O próprio Fauna News conta com mulheres incríveis e gostaria de parabenizar a todas. Mais que congratulá-las, é agradecer a cada uma pelo valioso trabalho que desempenham. Além das mulheres desse grupo, existem muitas merecedoras de admiração e gratidão por estarem protegendo a riqueza natural que ainda existe no Brasil e no planeta.

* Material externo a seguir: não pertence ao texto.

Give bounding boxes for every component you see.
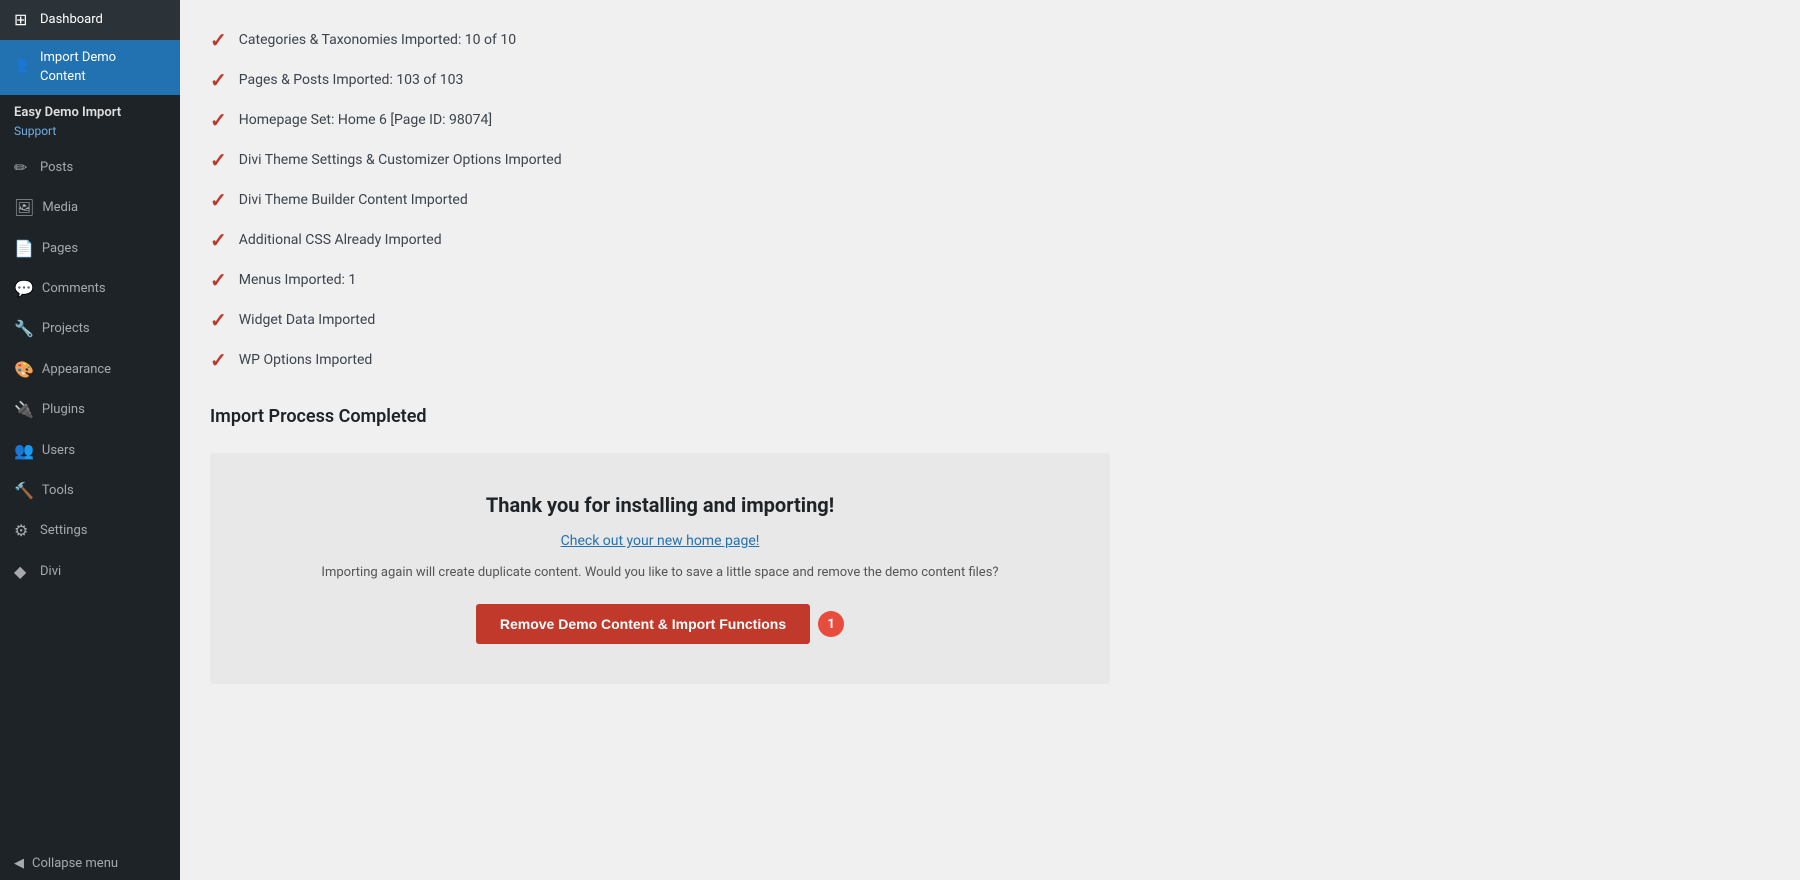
sidebar-item-posts[interactable]: ✏ Posts (0, 148, 180, 188)
plugin-name: Easy Demo Import (0, 95, 180, 122)
import-demo-icon: 👤 (14, 58, 32, 76)
collapse-menu-button[interactable]: ◀ Collapse menu (0, 847, 180, 880)
sidebar: ⊞ Dashboard 👤 Import DemoContent Easy De… (0, 0, 180, 880)
checkmark-icon: ✓ (210, 190, 227, 210)
sidebar-item-divi[interactable]: ◆ Divi (0, 552, 180, 592)
sidebar-item-appearance[interactable]: 🎨 Appearance (0, 350, 180, 390)
plugin-support-link[interactable]: Support (0, 122, 180, 148)
thank-you-box: Thank you for installing and importing! … (210, 453, 1110, 684)
sidebar-label-import-demo: Import DemoContent (40, 49, 116, 85)
projects-icon: 🔧 (14, 318, 34, 340)
duplicate-warning: Importing again will create duplicate co… (240, 565, 1080, 580)
import-item-label: Pages & Posts Imported: 103 of 103 (239, 72, 464, 88)
checkmark-icon: ✓ (210, 30, 227, 50)
import-list-item: ✓ Categories & Taxonomies Imported: 10 of… (210, 20, 1770, 60)
appearance-icon: 🎨 (14, 359, 34, 381)
users-icon: 👥 (14, 440, 34, 462)
import-list-item: ✓ WP Options Imported (210, 340, 1770, 380)
media-icon: 🖼 (14, 197, 34, 219)
dashboard-icon: ⊞ (14, 9, 32, 31)
sidebar-label-appearance: Appearance (42, 361, 111, 379)
settings-icon: ⚙ (14, 520, 32, 542)
checkmark-icon: ✓ (210, 350, 227, 370)
posts-icon: ✏ (14, 157, 32, 179)
checkmark-icon: ✓ (210, 310, 227, 330)
remove-btn-wrapper: Remove Demo Content & Import Functions 1 (240, 604, 1080, 644)
import-list-item: ✓ Menus Imported: 1 (210, 260, 1770, 300)
collapse-arrow-icon: ◀ (14, 856, 24, 871)
sidebar-item-tools[interactable]: 🔨 Tools (0, 471, 180, 511)
sidebar-item-dashboard[interactable]: ⊞ Dashboard (0, 0, 180, 40)
sidebar-label-dashboard: Dashboard (40, 11, 103, 29)
sidebar-label-comments: Comments (42, 280, 106, 298)
pages-icon: 📄 (14, 238, 34, 260)
checkmark-icon: ✓ (210, 270, 227, 290)
import-item-label: Divi Theme Builder Content Imported (239, 192, 468, 208)
sidebar-label-posts: Posts (40, 159, 73, 177)
collapse-menu-label: Collapse menu (32, 856, 118, 871)
checkmark-icon: ✓ (210, 230, 227, 250)
badge-count: 1 (818, 611, 844, 637)
import-list-item: ✓ Additional CSS Already Imported (210, 220, 1770, 260)
sidebar-item-users[interactable]: 👥 Users (0, 431, 180, 471)
import-item-label: Menus Imported: 1 (239, 272, 356, 288)
checkmark-icon: ✓ (210, 150, 227, 170)
sidebar-label-tools: Tools (42, 482, 74, 500)
sidebar-label-divi: Divi (40, 563, 61, 581)
import-item-label: Categories & Taxonomies Imported: 10 of … (239, 32, 516, 48)
sidebar-item-projects[interactable]: 🔧 Projects (0, 309, 180, 349)
import-item-label: Widget Data Imported (239, 312, 375, 328)
import-item-label: WP Options Imported (239, 352, 373, 368)
comments-icon: 💬 (14, 278, 34, 300)
import-item-label: Divi Theme Settings & Customizer Options… (239, 152, 562, 168)
tools-icon: 🔨 (14, 480, 34, 502)
import-list-item: ✓ Widget Data Imported (210, 300, 1770, 340)
remove-demo-button[interactable]: Remove Demo Content & Import Functions (476, 604, 810, 644)
import-item-label: Homepage Set: Home 6 [Page ID: 98074] (239, 112, 492, 128)
sidebar-item-settings[interactable]: ⚙ Settings (0, 511, 180, 551)
import-list-item: ✓ Divi Theme Builder Content Imported (210, 180, 1770, 220)
checkmark-icon: ✓ (210, 70, 227, 90)
sidebar-label-media: Media (42, 199, 78, 217)
sidebar-item-plugins[interactable]: 🔌 Plugins (0, 390, 180, 430)
thank-you-title: Thank you for installing and importing! (240, 493, 1080, 517)
import-list-item: ✓ Homepage Set: Home 6 [Page ID: 98074] (210, 100, 1770, 140)
main-content: ✓ Categories & Taxonomies Imported: 10 of… (180, 0, 1800, 880)
sidebar-item-import-demo[interactable]: 👤 Import DemoContent (0, 40, 180, 94)
sidebar-item-pages[interactable]: 📄 Pages (0, 229, 180, 269)
home-page-link[interactable]: Check out your new home page! (240, 533, 1080, 549)
sidebar-label-pages: Pages (42, 240, 78, 258)
import-completed-title: Import Process Completed (210, 400, 1770, 433)
import-list-item: ✓ Divi Theme Settings & Customizer Option… (210, 140, 1770, 180)
sidebar-label-users: Users (42, 442, 75, 460)
sidebar-label-settings: Settings (40, 522, 87, 540)
import-item-label: Additional CSS Already Imported (239, 232, 442, 248)
checkmark-icon: ✓ (210, 110, 227, 130)
sidebar-label-projects: Projects (42, 320, 90, 338)
import-checklist: ✓ Categories & Taxonomies Imported: 10 of… (210, 20, 1770, 380)
sidebar-item-media[interactable]: 🖼 Media (0, 188, 180, 228)
sidebar-item-comments[interactable]: 💬 Comments (0, 269, 180, 309)
sidebar-label-plugins: Plugins (42, 401, 85, 419)
divi-icon: ◆ (14, 561, 32, 583)
import-list-item: ✓ Pages & Posts Imported: 103 of 103 (210, 60, 1770, 100)
plugins-icon: 🔌 (14, 399, 34, 421)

A meu ver, o que a mulher tem de diferente do homem em sua forma de atuar (naturalmente aqui de maneira estereotipada)? As mulheres tendem a colocar suas famílias em primeiro lugar. Isso muitas vezes inviabiliza o cumprimento de calendários rígidos e a flexibilidade acaba imperando. São agregadoras e nutrem o encontro. Preferem ouvir críticas se essas forem para manter as equipes integradas. E mais, levam críticas a sério porque tendem a refletir no que precisam melhorar em sua atuação, achando sempre que a culpa por algo que não saiu tão bem é sua. Isso talvez porque a mulher goste dos processos e não apenas dos resultados e, assim, aprende no caminhar. Como muitas cresceram tendo que provar que são capazes de desempenhar papéis desafiadores, quando até suas próprias famílias por vezes duvidavam, buscam qualidade em tudo o que fazem como forma de assegurar a eficácia de seus feitos. Finalmente, utilizam criatividade e intuição, traços bem femininos, para lidarem com as complexidades que encontram e para chegarem aos resultados que almejam. Isso resulta em trabalhos realizados com qualidade, pois se não for assim podem nem ser levadas a sério.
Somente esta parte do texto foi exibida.